Eve assented at once; and Mrs. Bundercombe, for some reason or other, only entered a faint protest against our departure. It was about five o'clock in the afternoon and the streets were crowded with every description of vehicle. The sun was still warm; there was a faint pink light in the sky— a perfume of lilac in the air from the window-boxes and flower-barrows. I took Eve's fingers in mine and held them. I think she knew that something in the nature of an inquisition was coming, for she sat very demure, her eyes fixed on the road ahead.

"Eve," I asked, "how about Mrs. Samuelson's jewels?"

"They were returned to her from 'a repentant criminal,'" Eve murmured.

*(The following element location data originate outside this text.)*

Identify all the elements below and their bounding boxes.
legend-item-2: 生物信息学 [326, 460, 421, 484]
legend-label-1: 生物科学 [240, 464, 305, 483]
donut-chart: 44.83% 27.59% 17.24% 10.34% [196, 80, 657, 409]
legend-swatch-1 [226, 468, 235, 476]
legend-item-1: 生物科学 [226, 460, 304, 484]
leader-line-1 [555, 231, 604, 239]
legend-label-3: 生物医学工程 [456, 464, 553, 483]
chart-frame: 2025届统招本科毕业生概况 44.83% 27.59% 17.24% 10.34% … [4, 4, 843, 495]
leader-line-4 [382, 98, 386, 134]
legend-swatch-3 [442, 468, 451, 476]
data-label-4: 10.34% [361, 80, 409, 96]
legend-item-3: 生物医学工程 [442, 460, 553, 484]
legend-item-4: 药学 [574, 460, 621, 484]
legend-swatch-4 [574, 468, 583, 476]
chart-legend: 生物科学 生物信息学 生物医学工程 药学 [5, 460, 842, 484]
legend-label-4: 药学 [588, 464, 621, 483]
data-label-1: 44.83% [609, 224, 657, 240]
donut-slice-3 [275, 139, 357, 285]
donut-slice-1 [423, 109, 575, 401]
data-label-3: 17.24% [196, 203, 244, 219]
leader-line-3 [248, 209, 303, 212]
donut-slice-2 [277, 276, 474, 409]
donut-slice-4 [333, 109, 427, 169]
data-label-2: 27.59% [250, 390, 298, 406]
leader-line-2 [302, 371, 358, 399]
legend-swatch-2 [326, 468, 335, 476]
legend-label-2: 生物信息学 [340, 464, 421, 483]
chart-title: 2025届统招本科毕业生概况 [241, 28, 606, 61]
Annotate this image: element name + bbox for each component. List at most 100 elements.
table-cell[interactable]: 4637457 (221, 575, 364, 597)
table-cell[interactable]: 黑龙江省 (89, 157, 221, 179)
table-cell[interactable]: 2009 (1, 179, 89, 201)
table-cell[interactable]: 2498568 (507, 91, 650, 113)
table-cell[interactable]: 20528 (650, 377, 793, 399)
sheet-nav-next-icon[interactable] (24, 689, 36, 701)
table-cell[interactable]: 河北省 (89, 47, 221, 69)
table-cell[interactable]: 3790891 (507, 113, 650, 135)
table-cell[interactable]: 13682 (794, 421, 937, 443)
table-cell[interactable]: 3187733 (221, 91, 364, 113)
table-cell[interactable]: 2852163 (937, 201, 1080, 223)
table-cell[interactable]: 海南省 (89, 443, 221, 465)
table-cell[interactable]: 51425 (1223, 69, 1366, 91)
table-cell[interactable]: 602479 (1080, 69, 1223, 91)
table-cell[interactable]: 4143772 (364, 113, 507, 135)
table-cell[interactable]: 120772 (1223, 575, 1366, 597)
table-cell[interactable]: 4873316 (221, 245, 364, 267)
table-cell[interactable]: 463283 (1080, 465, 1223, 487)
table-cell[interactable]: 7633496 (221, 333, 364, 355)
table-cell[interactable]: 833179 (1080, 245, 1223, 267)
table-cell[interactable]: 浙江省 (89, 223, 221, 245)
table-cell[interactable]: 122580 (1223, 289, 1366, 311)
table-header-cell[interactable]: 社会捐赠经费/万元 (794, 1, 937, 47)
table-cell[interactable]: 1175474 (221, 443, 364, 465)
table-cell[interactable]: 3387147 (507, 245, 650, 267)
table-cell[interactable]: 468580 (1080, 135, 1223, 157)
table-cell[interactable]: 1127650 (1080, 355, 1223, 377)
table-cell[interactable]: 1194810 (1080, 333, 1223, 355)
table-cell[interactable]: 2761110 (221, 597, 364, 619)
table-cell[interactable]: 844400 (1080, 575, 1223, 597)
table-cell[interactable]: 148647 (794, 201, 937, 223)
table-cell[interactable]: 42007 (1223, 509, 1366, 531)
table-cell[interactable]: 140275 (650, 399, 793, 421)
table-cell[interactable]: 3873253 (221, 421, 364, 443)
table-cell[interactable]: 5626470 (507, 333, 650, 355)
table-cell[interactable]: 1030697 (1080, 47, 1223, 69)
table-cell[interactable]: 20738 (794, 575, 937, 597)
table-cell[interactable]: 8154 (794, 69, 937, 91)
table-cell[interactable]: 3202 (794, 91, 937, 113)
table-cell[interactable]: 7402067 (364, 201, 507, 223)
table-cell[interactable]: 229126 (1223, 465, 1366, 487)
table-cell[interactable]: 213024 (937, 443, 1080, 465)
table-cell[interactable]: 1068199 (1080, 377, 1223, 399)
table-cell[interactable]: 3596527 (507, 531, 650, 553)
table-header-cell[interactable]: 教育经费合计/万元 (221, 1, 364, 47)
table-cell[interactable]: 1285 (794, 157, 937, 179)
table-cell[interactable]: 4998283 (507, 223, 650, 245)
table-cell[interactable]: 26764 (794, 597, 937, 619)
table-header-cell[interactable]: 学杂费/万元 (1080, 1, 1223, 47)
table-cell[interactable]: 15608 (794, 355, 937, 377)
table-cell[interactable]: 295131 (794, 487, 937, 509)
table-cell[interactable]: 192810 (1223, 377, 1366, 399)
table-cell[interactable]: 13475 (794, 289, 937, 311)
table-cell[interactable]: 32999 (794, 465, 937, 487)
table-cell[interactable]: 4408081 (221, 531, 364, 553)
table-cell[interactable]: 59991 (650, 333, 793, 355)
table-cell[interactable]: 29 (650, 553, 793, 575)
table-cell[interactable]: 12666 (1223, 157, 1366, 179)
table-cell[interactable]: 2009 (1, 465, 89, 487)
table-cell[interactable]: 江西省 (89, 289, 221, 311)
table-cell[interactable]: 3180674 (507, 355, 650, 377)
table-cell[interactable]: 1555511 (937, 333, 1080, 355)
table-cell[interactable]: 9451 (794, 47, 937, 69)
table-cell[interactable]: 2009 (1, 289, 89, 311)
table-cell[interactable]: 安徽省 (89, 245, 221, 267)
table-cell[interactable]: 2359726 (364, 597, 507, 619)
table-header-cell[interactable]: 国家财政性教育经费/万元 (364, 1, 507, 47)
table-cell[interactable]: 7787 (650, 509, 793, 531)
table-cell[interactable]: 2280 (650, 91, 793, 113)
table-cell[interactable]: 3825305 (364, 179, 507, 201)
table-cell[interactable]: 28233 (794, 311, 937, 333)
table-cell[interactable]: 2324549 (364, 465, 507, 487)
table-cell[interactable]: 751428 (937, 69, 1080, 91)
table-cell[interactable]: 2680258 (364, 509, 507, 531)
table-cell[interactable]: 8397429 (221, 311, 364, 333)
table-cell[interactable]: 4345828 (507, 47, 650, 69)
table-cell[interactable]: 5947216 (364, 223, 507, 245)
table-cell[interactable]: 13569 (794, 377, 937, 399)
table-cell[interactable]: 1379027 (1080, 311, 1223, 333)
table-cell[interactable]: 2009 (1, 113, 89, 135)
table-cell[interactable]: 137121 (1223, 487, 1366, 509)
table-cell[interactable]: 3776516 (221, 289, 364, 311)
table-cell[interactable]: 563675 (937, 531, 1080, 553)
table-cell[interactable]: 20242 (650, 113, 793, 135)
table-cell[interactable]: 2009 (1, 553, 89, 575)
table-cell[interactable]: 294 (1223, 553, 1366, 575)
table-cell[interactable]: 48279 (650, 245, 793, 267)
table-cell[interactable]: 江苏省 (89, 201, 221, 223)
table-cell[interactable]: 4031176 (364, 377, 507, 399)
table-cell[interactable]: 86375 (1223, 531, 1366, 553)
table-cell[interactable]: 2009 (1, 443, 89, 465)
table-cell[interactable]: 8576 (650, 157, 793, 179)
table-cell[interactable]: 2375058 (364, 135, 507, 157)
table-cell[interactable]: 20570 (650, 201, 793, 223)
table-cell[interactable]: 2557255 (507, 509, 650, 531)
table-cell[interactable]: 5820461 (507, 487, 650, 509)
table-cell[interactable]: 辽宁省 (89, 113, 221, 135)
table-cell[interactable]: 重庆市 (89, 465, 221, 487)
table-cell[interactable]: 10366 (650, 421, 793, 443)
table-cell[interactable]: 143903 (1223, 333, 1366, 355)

"And the forged banknotes made by the young man in the Adelphi?"

"They were all destroyed as fast as father could buy them," she explained.
"He has found the boy a post now with some printer in America."

"And the two thousand pounds at the gaming club—that first night?"

"Daddy made it three and sent it to a hospital. He thought it would do them more good."

"You know, you're a shocking pair!" I said severely.

"Paul," she sighed, "you never can know how dull it was at Okata."

"I'm jolly glad it was!" I told her. "It gives me a better chance—doesn't it?"

"And we'll give daddy a good time whenever we can?" she pleaded.

"Always," I promised. "He's one of the best!"

"He's so clever, too!"

"Clever, without a doubt," I admitted, "only I think perhaps we might get him to use his talents in a more orthodox way. By the by," I added, putting my head out of the window, "I think it's getting a little chilly."

I ordered the taxi closed and we returned to the hotel. The hall porter drew me on one side confidentially.

"Mr. Bundercombe and the other gentleman, sir," he announced, "are waiting for you in the bar."